# How do you call people from Dubai ?



## oweeyman (Sep 8, 2008)

dub-dub


----------



## skyscraper100 (Oct 22, 2007)

*Emiratis*- people of United arab emirates


----------



## samuel89 (Aug 4, 2008)

Duby
Dubee
Dubly
Dubainer
Dubairs
Dubeers
Dub-Brai
Dubrain
Dubrich


hahahaha.:lol::lol::lol::lol:


----------



## ckm (Apr 7, 2006)

Dubaití(es) in Spanish

Dubaiote(s) in French


----------



## ~MELVINDONESIA~ (Dec 12, 2008)

Bai-Bai


----------



## paw25694 (Nov 21, 2006)

sheikh


----------



## the spliff fairy (Oct 21, 2002)

Dubaian. The Time Out Guide to Dubai refers to the population as 'Dubayan'.

-ese tends to be for ethnic East and SE Asians (hence Nepalese for those of ********* race and Nepali for those of Dravidian race).


----------



## Xusein (Sep 27, 2005)

^ The term -ese is not exclusive to Asia though, and I don't think it has an ethnic term at all, it's just that those terms sound best with those nationalities. People in Sudan are known as Sudanese. Same with Senegalese, Portuguese, etc.


----------



## brightside. (Jan 10, 2008)

Arabs.


----------



## railway stick (Jan 16, 2005)

Dubai-ers (the Dutch pronouncing).


----------



## F-ian (Oct 29, 2005)

Dubby Dumbs


----------



## schmidt (Dec 5, 2002)

the spliff fairy said:


> Dubaian. The Time Out Guide to Dubai refers to the population as 'Dubayan'.
> 
> -ese tends to be for ethnic East and SE Asians (hence Nepalese for those of ********* race and Nepali for those of Dravidian race).


I'll stick to the English speaker's opinion.

Anyway I was wondering how we would call them in Portuguese too... Apparently this is a rather international question.


----------



## Deanb (Jun 7, 2006)

Arabs?


----------



## Juan Pilgrim (Apr 3, 2008)

Emerati
Emerati people.





:horse:


----------



## Mahratta (Feb 18, 2007)

the spliff fairy said:


> Dubaian. The Time Out Guide to Dubai refers to the population as 'Dubayan'.
> 
> -ese tends to be for ethnic East and SE Asians (hence Nepalese for those of ********* race and Nepali for those of Dravidian race).

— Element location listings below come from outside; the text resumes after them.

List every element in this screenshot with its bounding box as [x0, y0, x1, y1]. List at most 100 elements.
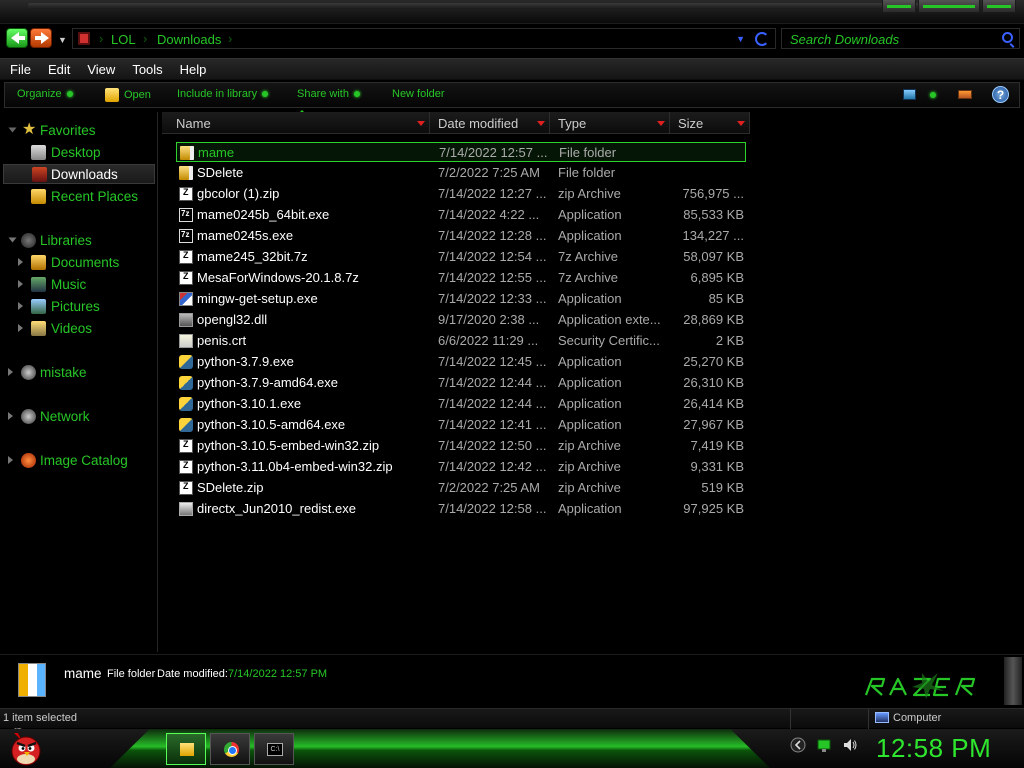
nav-network[interactable]: Network — [0, 406, 156, 426]
change-view-icon[interactable] — [903, 89, 916, 100]
window-titlebar[interactable] — [0, 0, 1024, 24]
help-icon[interactable]: ? — [992, 86, 1009, 103]
expand-arrow-icon[interactable] — [18, 280, 23, 288]
nav-videos[interactable]: Videos — [0, 318, 156, 338]
back-button[interactable] — [6, 28, 28, 48]
nav-libraries[interactable]: Libraries — [0, 230, 156, 250]
nav-pictures[interactable]: Pictures — [0, 296, 156, 316]
dropdown-dot-icon — [66, 91, 73, 97]
file-size: 26,414 KB — [683, 396, 744, 411]
breadcrumb-lol[interactable]: LOL — [111, 32, 136, 47]
chevron-right-icon[interactable]: › — [228, 31, 232, 46]
file-row[interactable]: python-3.10.5-amd64.exe 7/14/2022 12:41 .… — [176, 415, 746, 435]
address-bar[interactable]: › LOL › Downloads › ▼ — [72, 28, 776, 49]
resize-grip[interactable] — [1004, 657, 1022, 705]
nav-desktop[interactable]: Desktop — [0, 142, 156, 162]
column-header-date[interactable]: Date modified — [430, 112, 550, 134]
menu-tools[interactable]: Tools — [122, 59, 169, 79]
forward-button[interactable] — [30, 28, 52, 48]
start-button-angry-bird-icon[interactable] — [8, 729, 44, 767]
preview-pane-icon[interactable] — [958, 90, 972, 99]
libraries-icon — [21, 233, 36, 248]
address-dropdown-icon[interactable]: ▼ — [736, 34, 745, 44]
organize-button[interactable]: Organize — [17, 88, 73, 100]
maximize-button[interactable] — [918, 0, 980, 13]
file-row[interactable]: gbcolor (1).zip 7/14/2022 12:27 ... zip Ar… — [176, 184, 746, 204]
file-row[interactable]: MesaForWindows-20.1.8.7z 7/14/2022 12:55 … — [176, 268, 746, 288]
minimize-button[interactable] — [882, 0, 916, 13]
file-row[interactable]: directx_Jun2010_redist.exe 7/14/2022 12:5… — [176, 499, 746, 519]
network-status-icon[interactable] — [816, 737, 832, 753]
view-dropdown-dot-icon[interactable] — [930, 92, 936, 98]
nav-downloads[interactable]: Downloads — [3, 164, 155, 184]
file-row[interactable]: python-3.10.1.exe 7/14/2022 12:44 ... Appl… — [176, 394, 746, 414]
chevron-right-icon[interactable]: › — [143, 31, 147, 46]
file-row[interactable]: penis.crt 6/6/2022 11:29 ... Security Cert… — [176, 331, 746, 351]
file-size: 27,967 KB — [683, 417, 744, 432]
file-row[interactable]: SDelete 7/2/2022 7:25 AM File folder — [176, 163, 746, 183]
file-row[interactable]: python-3.7.9.exe 7/14/2022 12:45 ... Appli… — [176, 352, 746, 372]
recent-pages-dropdown[interactable]: ▼ — [58, 35, 67, 45]
breadcrumb-downloads[interactable]: Downloads — [157, 32, 221, 47]
column-dropdown-icon[interactable] — [657, 121, 665, 126]
search-box[interactable] — [781, 28, 1020, 49]
nav-recent-places[interactable]: Recent Places — [0, 186, 156, 206]
file-type: zip Archive — [558, 186, 621, 201]
expand-arrow-icon[interactable] — [8, 412, 13, 420]
nav-image-catalog[interactable]: Image Catalog — [0, 450, 156, 470]
file-row[interactable]: python-3.7.9-amd64.exe 7/14/2022 12:44 ..… — [176, 373, 746, 393]
taskbar-clock[interactable]: 12:58 PM — [876, 733, 991, 764]
network-icon — [21, 409, 36, 424]
file-row[interactable]: mame0245s.exe 7/14/2022 12:28 ... Applicat… — [176, 226, 746, 246]
expand-arrow-icon[interactable] — [8, 456, 13, 464]
menu-view[interactable]: View — [77, 59, 122, 79]
refresh-icon[interactable] — [755, 32, 769, 46]
expand-arrow-icon[interactable] — [8, 127, 17, 133]
menu-file[interactable]: File — [0, 59, 38, 79]
nav-documents[interactable]: Documents — [0, 252, 156, 272]
file-row[interactable]: python-3.10.5-embed-win32.zip 7/14/2022 1… — [176, 436, 746, 456]
taskbar-glow — [110, 729, 770, 768]
file-row[interactable]: mame 7/14/2022 12:57 ... File folder — [176, 142, 746, 162]
column-header-name[interactable]: Name — [162, 112, 430, 134]
installer-icon — [179, 292, 193, 306]
file-row[interactable]: mame245_32bit.7z 7/14/2022 12:54 ... 7z Ar… — [176, 247, 746, 267]
nav-favorites[interactable]: ★ Favorites — [0, 120, 156, 140]
open-button[interactable]: Open — [105, 88, 151, 102]
column-header-size[interactable]: Size — [670, 112, 750, 134]
expand-arrow-icon[interactable] — [8, 237, 17, 243]
file-row[interactable]: python-3.11.0b4-embed-win32.zip 7/14/2022… — [176, 457, 746, 477]
taskbar-cmd-button[interactable]: C:\ — [254, 733, 294, 765]
search-input[interactable] — [790, 31, 990, 47]
nav-music[interactable]: Music — [0, 274, 156, 294]
menu-help[interactable]: Help — [170, 59, 214, 79]
close-button[interactable] — [982, 0, 1016, 13]
file-row[interactable]: mingw-get-setup.exe 7/14/2022 12:33 ... Ap… — [176, 289, 746, 309]
column-label: Name — [176, 116, 211, 131]
python-icon — [179, 418, 193, 432]
file-row[interactable]: SDelete.zip 7/2/2022 7:25 AM zip Archive 51… — [176, 478, 746, 498]
nav-user-mistake[interactable]: mistake — [0, 362, 156, 382]
new-folder-button[interactable]: New folder — [392, 88, 445, 100]
folder-icon — [180, 146, 194, 160]
volume-icon[interactable] — [842, 737, 858, 753]
file-size: 58,097 KB — [683, 249, 744, 264]
expand-arrow-icon[interactable] — [18, 324, 23, 332]
file-row[interactable]: opengl32.dll 9/17/2020 2:38 ... Applicatio… — [176, 310, 746, 330]
search-icon[interactable] — [1002, 32, 1013, 43]
taskbar-chrome-button[interactable] — [210, 733, 250, 765]
column-header-type[interactable]: Type — [550, 112, 670, 134]
chevron-right-icon[interactable]: › — [99, 31, 103, 46]
column-dropdown-icon[interactable] — [737, 121, 745, 126]
share-with-button[interactable]: Share with — [297, 88, 360, 100]
file-row[interactable]: mame0245b_64bit.exe 7/14/2022 4:22 ... App… — [176, 205, 746, 225]
expand-arrow-icon[interactable] — [18, 258, 23, 266]
expand-arrow-icon[interactable] — [18, 302, 23, 310]
column-dropdown-icon[interactable] — [537, 121, 545, 126]
column-dropdown-icon[interactable] — [417, 121, 425, 126]
menu-edit[interactable]: Edit — [38, 59, 77, 79]
expand-arrow-icon[interactable] — [8, 368, 13, 376]
include-in-library-button[interactable]: Include in library — [177, 88, 269, 100]
taskbar-explorer-button[interactable] — [166, 733, 206, 765]
show-hidden-icons-icon[interactable] — [790, 737, 806, 753]
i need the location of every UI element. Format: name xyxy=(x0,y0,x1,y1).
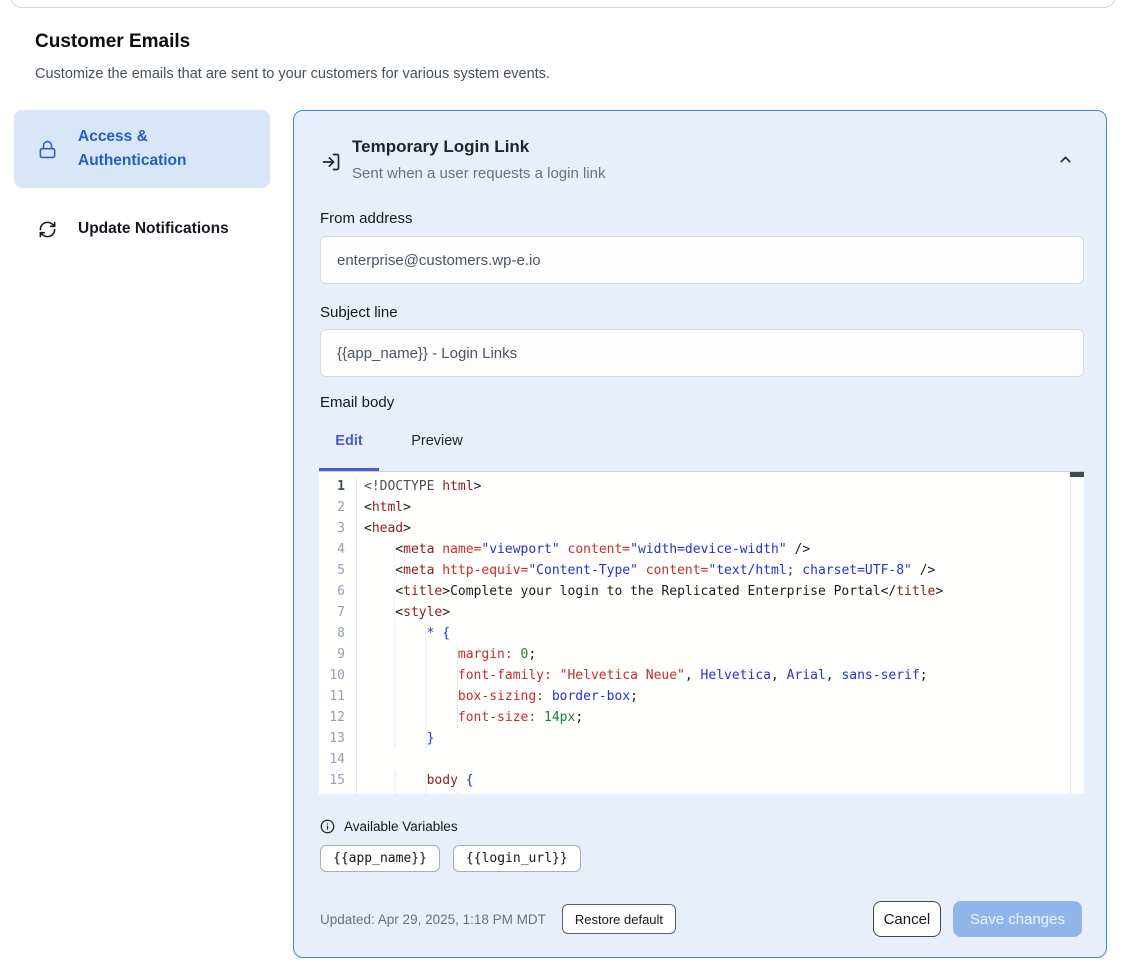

Dravidian isn't a race. It's a linguistic group.
That said, I think Nepali refers to those in the Indo-European ethnolinguistic family and who exhibit more Caucasoid features.


----------



## j0nas (Oct 18, 2007)

dubious


----------



## Bakano456 (Apr 13, 2008)

dubiantart


----------



## tonight (Sep 18, 2008)

how bout arab? :|


----------



## gabrielbabb (Aug 11, 2006)

dubayish


----------



## Bentag (Apr 14, 2006)

In spanish surelly: Dubaitíes


----------